HIV/AIDS prevalence in Israeli prisons: Is there a need for universal screening? Academic Article uri icon

abstract

  • This study aimed to assess HIV/AIDS point-prevalence among inmates and evaluate costs related to universal screening as currently practiced and appraise its necessity. All inmates newly incarcerated in Israel (2003-2010) underwent HIV tests and their medical files were cross-matched the with the national HIV/AIDS registry to who had been newly infected and detected on prison entry. They were classified by key risk-groups.
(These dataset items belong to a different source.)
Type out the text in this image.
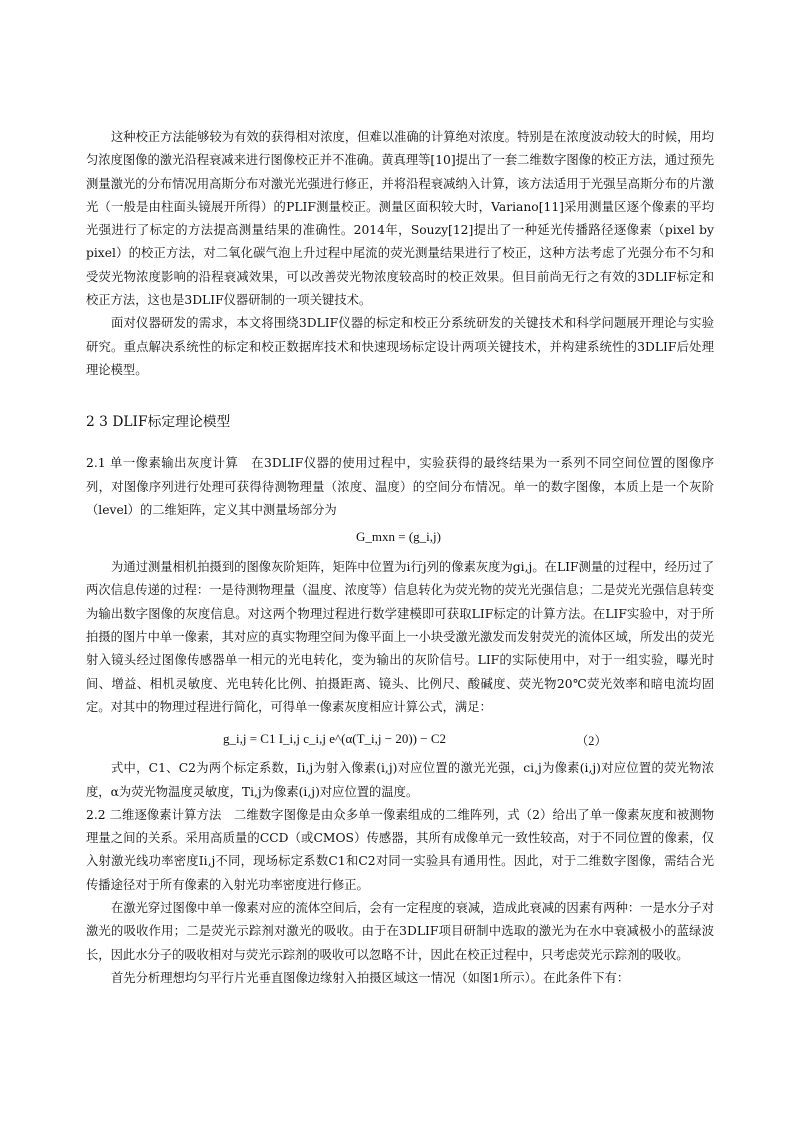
这种校正方法能够较为有效的获得相对浓度，但难以准确的计算绝对浓度。特别是在浓度波动较大的时候，用均匀浓度图像的激光沿程衰减来进行图像校正并不准确。黄真理等[10]提出了一套二维数字图像的校正方法，通过预先测量激光的分布情况用高斯分布对激光光强进行修正，并将沿程衰减纳入计算，该方法适用于光强呈高斯分布的片激光（一般是由柱面头镜展开所得）的PLIF测量校正。测量区面积较大时，Variano[11]采用测量区逐个像素的平均光强进行了标定的方法提高测量结果的准确性。2014年，Souzy[12]提出了一种延光传播路径逐像素（pixel by pixel）的校正方法，对二氧化碳气泡上升过程中尾流的荧光测量结果进行了校正，这种方法考虑了光强分布不匀和受荧光物浓度影响的沿程衰减效果，可以改善荧光物浓度较高时的校正效果。但目前尚无行之有效的3DLIF标定和校正方法，这也是3DLIF仪器研制的一项关键技术。

面对仪器研发的需求，本文将围绕3DLIF仪器的标定和校正分系统研发的关键技术和科学问题展开理论与实验研究。重点解决系统性的标定和校正数据库技术和快速现场标定设计两项关键技术，并构建系统性的3DLIF后处理理论模型。

2 3 DLIF标定理论模型

2.1 单一像素输出灰度计算　 在3DLIF仪器的使用过程中，实验获得的最终结果为一系列不同空间位置的图像序列，对图像序列进行处理可获得待测物理量（浓度、温度）的空间分布情况。单一的数字图像，本质上是一个灰阶（level）的二维矩阵，定义其中测量场部分为

G_mxn = (g_i,j)

为通过测量相机拍摄到的图像灰阶矩阵，矩阵中位置为i行j列的像素灰度为gi,j。在LIF测量的过程中，经历过了两次信息传递的过程：一是待测物理量（温度、浓度等）信息转化为荧光物的荧光光强信息；二是荧光光强信息转变为输出数字图像的灰度信息。对这两个物理过程进行数学建模即可获取LIF标定的计算方法。在LIF实验中，对于所拍摄的图片中单一像素，其对应的真实物理空间为像平面上一小块受激光激发而发射荧光的流体区域，所发出的荧光射入镜头经过图像传感器单一相元的光电转化，变为输出的灰阶信号。LIF的实际使用中，对于一组实验，曝光时间、增益、相机灵敏度、光电转化比例、拍摄距离、镜头、比例尺、酸碱度、荧光物20℃荧光效率和暗电流均固定。对其中的物理过程进行简化，可得单一像素灰度相应计算公式，满足：

g_i,j = C1 I_i,j c_i,j e^(α(T_i,j − 20)) − C2	（2）

式中，C1、C2为两个标定系数，Ii,j为射入像素(i,j)对应位置的激光光强，ci,j为像素(i,j)对应位置的荧光物浓度，α为荧光物温度灵敏度，Ti,j为像素(i,j)对应位置的温度。

2.2 二维逐像素计算方法　 二维数字图像是由众多单一像素组成的二维阵列，式（2）给出了单一像素灰度和被测物理量之间的关系。采用高质量的CCD（或CMOS）传感器，其所有成像单元一致性较高，对于不同位置的像素，仅入射激光线功率密度Ii,j不同，现场标定系数C1和C2对同一实验具有通用性。因此，对于二维数字图像，需结合光传播途径对于所有像素的入射光功率密度进行修正。

在激光穿过图像中单一像素对应的流体空间后，会有一定程度的衰减，造成此衰减的因素有两种：一是水分子对激光的吸收作用；二是荧光示踪剂对激光的吸收。由于在3DLIF项目研制中选取的激光为在水中衰减极小的蓝绿波长，因此水分子的吸收相对与荧光示踪剂的吸收可以忽略不计，因此在校正过程中，只考虑荧光示踪剂的吸收。

首先分析理想均匀平行片光垂直图像边缘射入拍摄区域这一情况（如图1所示）。在此条件下有：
Of 108 866 new inmates during the period, 215 (0.2 per cent) were diagnosed with HIV/AIDS, 44 of those (0.04 per cent) were not aware of their infection. A large majority (94.2 per cent) of the infected inmates were members of a key-risk group: drug-users, homosexuals, or originating from a high-HIV prevalence country. The direct cost of detecting a single HIV-infected inmate who was not previously recorded was [euro ]12 386. The HIV/AIDS-screening process can be improved by interviewing the new inmates and performing targeted HIV-testing for those who are members of a known risk-group. These data from Israel are pertinent to developed countries with low HIV prevalence, because they present a picture of all newly infected inmates over an 8-year period within the paradigm of a fully functional HIV surveillance system.Journal of Public Health Policy advance online publication, 23 July 2015; doi:10.1057/jphp.2015.21.